Monday, March 22, 2021

Eating In, Peninsula Hotel, Hong Kong

Hotel dining can be a very expensive experience, but if you are there as one of those bucket list fulfillments like we were, then it's not unusual to go the whole nine yards.

Since the stay coincided with my birthday, the first day was set aside to have dinner at the Chinese restaurant upstairs and was one of those sublime experiences.  Of course, it had to be Peking Duck, expensive champagne, and several cocktails.

Oddly enough, breakfast wasn't included in the room rate, but that seems to be normal for a lot of hotels.  It can be if you want to pay upfront, but we don't always have breakfast, particularly if we have dinner the night before.
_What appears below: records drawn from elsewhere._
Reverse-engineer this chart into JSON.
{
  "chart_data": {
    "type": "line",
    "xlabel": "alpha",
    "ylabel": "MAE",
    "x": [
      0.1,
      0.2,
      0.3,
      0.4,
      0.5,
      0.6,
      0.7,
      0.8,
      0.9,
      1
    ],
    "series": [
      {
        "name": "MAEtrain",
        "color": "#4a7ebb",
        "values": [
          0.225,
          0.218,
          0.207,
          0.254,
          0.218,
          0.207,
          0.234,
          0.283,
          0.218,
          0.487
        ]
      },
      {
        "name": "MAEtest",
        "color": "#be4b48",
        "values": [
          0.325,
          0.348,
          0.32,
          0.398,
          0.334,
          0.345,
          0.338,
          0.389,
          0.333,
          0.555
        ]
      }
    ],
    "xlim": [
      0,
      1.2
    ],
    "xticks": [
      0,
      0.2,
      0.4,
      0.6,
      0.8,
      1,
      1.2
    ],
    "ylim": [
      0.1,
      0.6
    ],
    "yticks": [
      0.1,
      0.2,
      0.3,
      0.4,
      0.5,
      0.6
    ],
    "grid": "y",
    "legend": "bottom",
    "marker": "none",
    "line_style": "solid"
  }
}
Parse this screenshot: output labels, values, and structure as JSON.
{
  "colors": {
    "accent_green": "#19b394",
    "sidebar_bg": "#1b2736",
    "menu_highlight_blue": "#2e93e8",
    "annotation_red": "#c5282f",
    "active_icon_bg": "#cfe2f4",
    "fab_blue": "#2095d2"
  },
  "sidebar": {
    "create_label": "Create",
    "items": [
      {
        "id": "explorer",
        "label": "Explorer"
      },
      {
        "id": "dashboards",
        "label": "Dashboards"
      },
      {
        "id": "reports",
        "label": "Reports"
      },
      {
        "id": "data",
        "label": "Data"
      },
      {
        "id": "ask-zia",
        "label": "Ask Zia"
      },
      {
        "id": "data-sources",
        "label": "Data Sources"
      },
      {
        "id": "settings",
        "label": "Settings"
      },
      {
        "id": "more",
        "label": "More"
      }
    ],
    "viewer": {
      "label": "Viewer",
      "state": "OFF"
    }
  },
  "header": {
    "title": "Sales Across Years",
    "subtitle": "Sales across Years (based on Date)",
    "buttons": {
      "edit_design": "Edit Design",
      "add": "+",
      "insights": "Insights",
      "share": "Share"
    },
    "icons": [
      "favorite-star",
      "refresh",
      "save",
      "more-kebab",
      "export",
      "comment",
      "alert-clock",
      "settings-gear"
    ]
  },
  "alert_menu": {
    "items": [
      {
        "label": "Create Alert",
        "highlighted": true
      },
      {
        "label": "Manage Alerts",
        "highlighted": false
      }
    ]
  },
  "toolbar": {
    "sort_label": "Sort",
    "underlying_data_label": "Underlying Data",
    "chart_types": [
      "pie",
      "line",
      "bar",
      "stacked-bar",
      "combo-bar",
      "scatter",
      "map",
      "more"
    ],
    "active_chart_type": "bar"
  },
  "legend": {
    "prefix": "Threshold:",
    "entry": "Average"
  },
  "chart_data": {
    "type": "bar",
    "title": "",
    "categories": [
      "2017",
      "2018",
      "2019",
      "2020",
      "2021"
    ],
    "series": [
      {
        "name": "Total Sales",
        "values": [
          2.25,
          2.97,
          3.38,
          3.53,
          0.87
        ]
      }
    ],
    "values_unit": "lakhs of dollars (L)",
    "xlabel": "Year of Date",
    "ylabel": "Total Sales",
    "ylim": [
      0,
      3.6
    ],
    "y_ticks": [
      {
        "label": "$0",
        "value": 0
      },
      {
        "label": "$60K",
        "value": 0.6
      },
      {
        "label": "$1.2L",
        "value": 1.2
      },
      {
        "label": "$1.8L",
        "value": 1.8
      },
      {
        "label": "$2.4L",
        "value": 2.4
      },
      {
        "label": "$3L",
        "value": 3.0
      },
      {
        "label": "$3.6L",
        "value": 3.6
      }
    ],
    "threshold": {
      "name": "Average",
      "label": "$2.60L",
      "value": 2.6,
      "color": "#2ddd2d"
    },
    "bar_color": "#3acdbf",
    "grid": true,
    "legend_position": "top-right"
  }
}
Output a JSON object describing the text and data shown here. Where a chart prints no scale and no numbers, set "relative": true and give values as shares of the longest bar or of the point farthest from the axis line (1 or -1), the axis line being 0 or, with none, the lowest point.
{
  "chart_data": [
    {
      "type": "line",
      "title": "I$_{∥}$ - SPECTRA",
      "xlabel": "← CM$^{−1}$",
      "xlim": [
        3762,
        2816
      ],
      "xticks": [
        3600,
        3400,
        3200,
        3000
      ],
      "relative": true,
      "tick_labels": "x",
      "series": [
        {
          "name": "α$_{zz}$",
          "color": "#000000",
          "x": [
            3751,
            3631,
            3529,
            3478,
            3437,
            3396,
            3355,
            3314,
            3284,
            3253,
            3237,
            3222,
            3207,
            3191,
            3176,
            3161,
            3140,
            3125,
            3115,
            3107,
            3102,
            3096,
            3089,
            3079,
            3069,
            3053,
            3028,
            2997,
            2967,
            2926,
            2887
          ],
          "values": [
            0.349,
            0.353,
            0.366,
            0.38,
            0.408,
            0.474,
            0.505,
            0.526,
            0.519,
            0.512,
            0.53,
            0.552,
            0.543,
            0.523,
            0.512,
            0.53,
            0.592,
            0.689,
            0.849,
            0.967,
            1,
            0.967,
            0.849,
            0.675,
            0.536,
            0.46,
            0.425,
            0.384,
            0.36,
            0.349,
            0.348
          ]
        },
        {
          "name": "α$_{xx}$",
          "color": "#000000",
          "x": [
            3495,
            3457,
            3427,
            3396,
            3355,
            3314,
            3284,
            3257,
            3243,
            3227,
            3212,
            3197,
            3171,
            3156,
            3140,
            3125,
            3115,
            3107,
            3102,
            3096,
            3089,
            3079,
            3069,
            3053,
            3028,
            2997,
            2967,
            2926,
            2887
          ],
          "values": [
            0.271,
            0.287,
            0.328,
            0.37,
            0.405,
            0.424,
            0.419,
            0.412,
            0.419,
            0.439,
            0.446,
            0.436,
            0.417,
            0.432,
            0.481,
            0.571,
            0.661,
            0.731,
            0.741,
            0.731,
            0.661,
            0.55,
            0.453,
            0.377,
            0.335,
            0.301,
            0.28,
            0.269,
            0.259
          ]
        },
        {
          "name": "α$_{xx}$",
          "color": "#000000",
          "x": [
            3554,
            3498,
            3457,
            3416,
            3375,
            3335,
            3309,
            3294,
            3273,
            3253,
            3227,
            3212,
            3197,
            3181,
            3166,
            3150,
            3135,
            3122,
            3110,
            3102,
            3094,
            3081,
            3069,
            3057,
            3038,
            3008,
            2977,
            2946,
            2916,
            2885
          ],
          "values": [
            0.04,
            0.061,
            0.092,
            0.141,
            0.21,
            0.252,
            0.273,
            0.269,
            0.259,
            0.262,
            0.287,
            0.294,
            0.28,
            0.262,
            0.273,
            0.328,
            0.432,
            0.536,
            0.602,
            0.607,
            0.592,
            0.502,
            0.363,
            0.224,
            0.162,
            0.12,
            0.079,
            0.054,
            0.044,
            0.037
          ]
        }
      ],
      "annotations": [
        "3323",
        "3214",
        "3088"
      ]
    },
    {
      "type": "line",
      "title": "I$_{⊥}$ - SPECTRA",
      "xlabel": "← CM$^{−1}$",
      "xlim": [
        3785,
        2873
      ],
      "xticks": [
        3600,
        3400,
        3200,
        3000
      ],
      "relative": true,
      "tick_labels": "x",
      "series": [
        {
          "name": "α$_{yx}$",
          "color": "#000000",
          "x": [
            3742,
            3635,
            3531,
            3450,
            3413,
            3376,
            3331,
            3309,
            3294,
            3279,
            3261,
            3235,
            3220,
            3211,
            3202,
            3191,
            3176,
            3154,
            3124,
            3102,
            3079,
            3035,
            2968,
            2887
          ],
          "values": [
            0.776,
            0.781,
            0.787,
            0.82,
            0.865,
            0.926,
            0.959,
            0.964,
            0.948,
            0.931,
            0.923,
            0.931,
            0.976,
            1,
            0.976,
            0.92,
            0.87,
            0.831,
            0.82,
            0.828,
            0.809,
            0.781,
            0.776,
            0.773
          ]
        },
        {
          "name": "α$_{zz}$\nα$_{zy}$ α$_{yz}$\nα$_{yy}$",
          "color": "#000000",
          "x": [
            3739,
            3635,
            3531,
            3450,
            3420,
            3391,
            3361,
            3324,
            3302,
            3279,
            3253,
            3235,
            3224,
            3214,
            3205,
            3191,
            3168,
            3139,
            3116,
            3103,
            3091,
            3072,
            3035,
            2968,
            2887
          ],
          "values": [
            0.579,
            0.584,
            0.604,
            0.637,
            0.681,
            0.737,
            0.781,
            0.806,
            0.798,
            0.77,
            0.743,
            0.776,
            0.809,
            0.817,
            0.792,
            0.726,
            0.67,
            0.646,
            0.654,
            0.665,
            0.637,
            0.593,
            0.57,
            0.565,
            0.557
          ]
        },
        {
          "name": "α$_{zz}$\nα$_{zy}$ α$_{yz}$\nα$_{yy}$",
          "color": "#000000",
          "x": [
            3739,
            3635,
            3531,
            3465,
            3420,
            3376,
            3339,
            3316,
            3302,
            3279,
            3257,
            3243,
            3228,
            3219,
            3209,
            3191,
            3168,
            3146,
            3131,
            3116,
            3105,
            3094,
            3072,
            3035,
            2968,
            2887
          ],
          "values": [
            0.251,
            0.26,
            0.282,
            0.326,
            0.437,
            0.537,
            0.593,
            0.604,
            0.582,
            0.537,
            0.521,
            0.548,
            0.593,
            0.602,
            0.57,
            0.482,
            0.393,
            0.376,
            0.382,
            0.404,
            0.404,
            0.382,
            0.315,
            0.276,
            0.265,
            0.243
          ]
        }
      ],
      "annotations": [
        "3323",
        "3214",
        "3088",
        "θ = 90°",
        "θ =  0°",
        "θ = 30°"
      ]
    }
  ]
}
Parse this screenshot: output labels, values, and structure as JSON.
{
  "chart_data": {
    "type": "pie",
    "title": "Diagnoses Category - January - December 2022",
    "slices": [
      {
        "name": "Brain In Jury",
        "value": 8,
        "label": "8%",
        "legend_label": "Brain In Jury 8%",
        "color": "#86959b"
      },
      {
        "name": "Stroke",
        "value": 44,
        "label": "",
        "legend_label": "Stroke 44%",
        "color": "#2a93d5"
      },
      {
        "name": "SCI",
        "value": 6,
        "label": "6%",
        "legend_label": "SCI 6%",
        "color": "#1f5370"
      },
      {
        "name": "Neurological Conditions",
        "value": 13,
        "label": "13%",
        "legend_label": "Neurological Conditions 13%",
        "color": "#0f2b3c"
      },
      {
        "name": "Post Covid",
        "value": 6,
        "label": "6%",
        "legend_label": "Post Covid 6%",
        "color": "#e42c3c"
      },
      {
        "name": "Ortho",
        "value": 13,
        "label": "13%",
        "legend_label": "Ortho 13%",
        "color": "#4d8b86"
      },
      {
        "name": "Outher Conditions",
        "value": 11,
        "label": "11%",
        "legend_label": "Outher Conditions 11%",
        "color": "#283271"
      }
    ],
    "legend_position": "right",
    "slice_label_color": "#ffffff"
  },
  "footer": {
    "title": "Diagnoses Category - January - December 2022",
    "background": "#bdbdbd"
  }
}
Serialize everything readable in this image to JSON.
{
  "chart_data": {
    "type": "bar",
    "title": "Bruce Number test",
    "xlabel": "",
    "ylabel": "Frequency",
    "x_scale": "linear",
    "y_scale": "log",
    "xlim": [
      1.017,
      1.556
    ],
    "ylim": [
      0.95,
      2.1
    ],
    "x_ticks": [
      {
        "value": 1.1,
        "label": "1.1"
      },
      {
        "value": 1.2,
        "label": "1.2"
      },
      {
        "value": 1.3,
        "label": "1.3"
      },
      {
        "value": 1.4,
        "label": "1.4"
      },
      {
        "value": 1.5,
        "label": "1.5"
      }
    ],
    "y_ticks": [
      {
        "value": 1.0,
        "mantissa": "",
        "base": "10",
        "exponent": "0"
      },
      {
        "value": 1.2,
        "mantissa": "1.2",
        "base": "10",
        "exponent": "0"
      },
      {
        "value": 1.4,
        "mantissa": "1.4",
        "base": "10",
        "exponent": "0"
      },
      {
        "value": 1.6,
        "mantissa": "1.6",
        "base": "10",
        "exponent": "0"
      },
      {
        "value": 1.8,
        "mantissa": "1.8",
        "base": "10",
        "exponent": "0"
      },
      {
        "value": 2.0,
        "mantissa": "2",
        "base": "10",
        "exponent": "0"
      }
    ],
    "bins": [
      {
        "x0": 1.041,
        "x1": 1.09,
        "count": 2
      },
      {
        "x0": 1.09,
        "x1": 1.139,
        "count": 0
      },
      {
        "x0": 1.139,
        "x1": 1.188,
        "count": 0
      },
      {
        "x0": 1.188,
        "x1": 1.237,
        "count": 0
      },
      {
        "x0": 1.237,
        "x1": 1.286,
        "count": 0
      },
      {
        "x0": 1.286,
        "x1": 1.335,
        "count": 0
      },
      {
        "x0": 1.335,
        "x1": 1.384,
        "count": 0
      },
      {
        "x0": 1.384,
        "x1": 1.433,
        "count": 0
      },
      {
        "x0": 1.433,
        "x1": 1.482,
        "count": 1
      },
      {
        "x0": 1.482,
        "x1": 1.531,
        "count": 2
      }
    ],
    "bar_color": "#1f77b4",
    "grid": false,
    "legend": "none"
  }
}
Or can be bothered getting out of bed the next morning because quite often the breakfast hours do go with staying in bed.

During this stay, we decided to have breakfast one morning, cereal, bacon and eggs, coffee, toast, you know, the usual stuff.

No paper placemats here and the silverware was just that, silverware.  This was going to be full on old world charm.

Coffee served from a silver coffee pot, fine bone china from Staffordshire, not Thailand, tea service for milk and sugar, condiments all in a row.

The only disappointment, I don't think the eggs were free-range.

And, when the conversation dries up, there's always a steady stream of people coming and going through the front door, and the doorman is always at the ready to open the door.

WE went once for lunch, and yes, we had to go to the famous Afternoon Tea, for which you had to book or stand in a very long line.  We booked and discovered preference was given to those who were staying at the hotel.

Out came the silver tea service, and one could imagine that this was the same as what it had been a hundred years ago.  I had tea, after all, it was afternoon tea!

The cakes were interesting, there were quarter sandwiches rather than finger sandwiches, and though I'm not a fan of fruit scones, I'm always up for something different.

After it, it's probably not a good idea to go out for dinner too.

Overall, the experience was worth it.

Wednesday, March 17, 2021

Nepean Country Club, Rosebud, Victoria, Australia

We have a timeshare property we bought a long, long time ago, and it is located at Rosebud, in Victoria, Australia.

At the time we bought it, we thought it would be a good idea to have somewhere to go, to visit and stay for one week of the year.  And for the first few years, we did.

Until we moved to Queensland, and when we did that, we discovered the other convenience of owning a timeshare, we could get reciprocal weeks anywhere in the world.

Mostly in New Zealand, north and south island, but also on the French Riviera.  That was some experience spending a week there.

When we first bought it, it was very small, with only a few apartments, and facilities.  Perhaps the biggest drawcard was the 18 hole golf course, but we didn't play golf.  It had a swimming pool, a restaurant, a cafe, tennis courts, and a bowling green.

Only recently when we returned, to actually stay for a week, we discovered the place to be much larger, a new reception centre, a lot more apartments, and better facilities.

The reception centre was imposing

From any side.  It also had apartments and walkways going off in all directions.  On this side, it led to the restaurant and cafe.

Not far away is the aquatic centre and the cafe.  It has both a hot pool and a cold pool, both undercover.  The weather in Victoria can be quite wet and cold, even in summer.

There are BBQ facilities everywhere.

We did not get to use the swimming pool, but we did get coffee every morning at the cafe.

Tennis courts are both undercover and out in the open.

We did not get the opportunity to use the BBQ.  Instead, we opted for dining at several of the nearby hotels.

And the idea of rowing on the lake did not have any appeal.  I'm sure, on a hot day, the experience would be quite different.

O'Reilly's Vineyard, Canungra, Queensland, Australia

O'Reilly's Canungra Valley Vineyards located on Lamington National Park Road, Canungra, Queensland, is a 15-acre vineyard with the 163-year-old historic homestead ‘Killowen’ set up with dining rooms and long verandahs, and extensive grounds that are next to the Canungra creek where it is possible to find Platypus and turtles while partaking in a picnic.

There are about 6,000 vines of the (white) Semillon, Verdelho and (red) Chambourcin, Shiraz and Petit Vedot varieties.

We visited there in December when the vines were just starting to produce fruit. 

That fruit is usually harvested in February and then turned into wine.

The setting for picnics is, on a warm Summer's day is idyllic, where you can wade in the creek, or go looking for a platypus.  We did not see one there the day we visited but did spend some time sitting beside the creek.